There are two types of left turn signals in operation at City intersections: “protected” and “protected/permissive”. Many drivers often ask questions, and express confusion, regarding the operation of the protected/permissive left turn signals.
Protected Left Turn Signals
Drivers have been accustomed to seeing left turn signals where there is initially a green arrow, followed by a yellow arrow, followed by a red arrow. On the green arrow, drivers are given the right–of-way to complete left turns free of any other traffic conflicts. The yellow arrow warns drivers that the left turn signal is ending. On the red arrow, left turns are not permitted. These types of left turn signals are called “protected” left turn signals. They can be helpful, but when there is no traffic, they can cause unnecessary delays.

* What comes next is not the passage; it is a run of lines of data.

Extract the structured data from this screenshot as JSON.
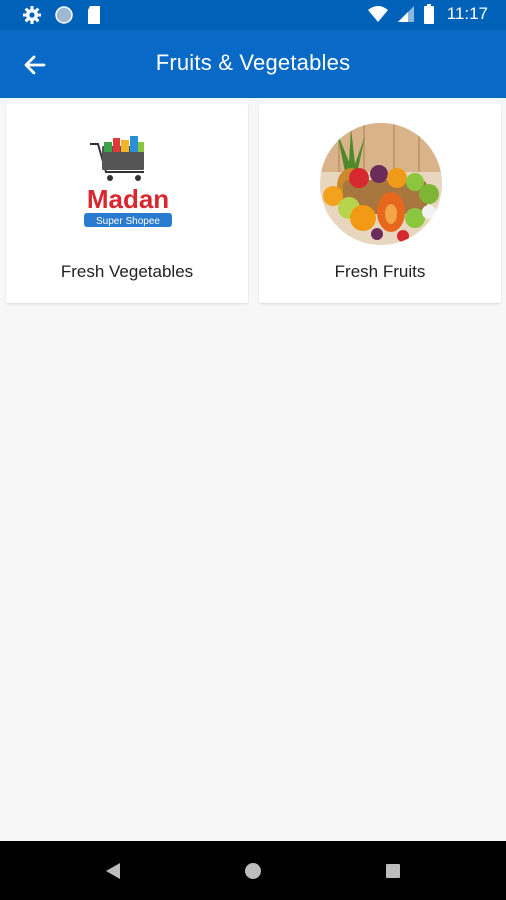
{
  "status_bar": {
    "time": "11:17",
    "icons": [
      "settings-icon",
      "circle-icon",
      "sd-card-icon",
      "wifi-icon",
      "signal-icon",
      "battery-icon"
    ]
  },
  "app_bar": {
    "title": "Fruits & Vegetables",
    "back_icon": "arrow-left-icon",
    "background_color": "#0969c6",
    "status_color": "#0061b8"
  },
  "categories": [
    {
      "label": "Fresh Vegetables",
      "image": "madan-super-shopee-logo",
      "logo_text": "Madan",
      "logo_subtext": "Super Shopee"
    },
    {
      "label": "Fresh Fruits",
      "image": "fruit-basket-photo"
    }
  ],
  "nav_bar": {
    "icons": [
      "back-triangle-icon",
      "home-circle-icon",
      "recents-square-icon"
    ]
  }
}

Protective/ Permissive Left Turn Signals
In the last couple of years, a five-section left turn signal has been implemented at intersections in the City. Under this new arrangement, left turn signals provide the usual green arrow, followed by the usual yellow arrow. After the yellow arrow has terminated, motorist are faced with a solid green ball signal (no red arrow). During the display of the solid green ball, left turns can be made when there are adequate gaps in opposing traffic to complete left turns safely. This type of left turn phasing is designed to help minimize delays by eliminating the need for the red arrow and allowing vehicles to turn on the green ball when opposing traffic is cleared. By not having the red arrow, motorists do not have to sit and wait to turn left even when there is no opposing traffic, a situation that often occurs during periods of low traffic volumes. The signal still provides a green left turn arrow during rush hours when traffic is heavy, but during off-peak hours, left turning vehicles are not delayed by a red arrow.
Advantages of Protected/Protected/Permissive Left Turn Signals
Reduce delays, as left turn drivers may have an opportunity to make their left turns during the green interval.
Allows the use of a shorter time cycle length by reducing the time of the fully protected green interval for the left turn movement.
Less chances of disturbing traffic in the adjacent lane, since cars waiting in the left turn lane are less likely to exceed the length of the turn lane.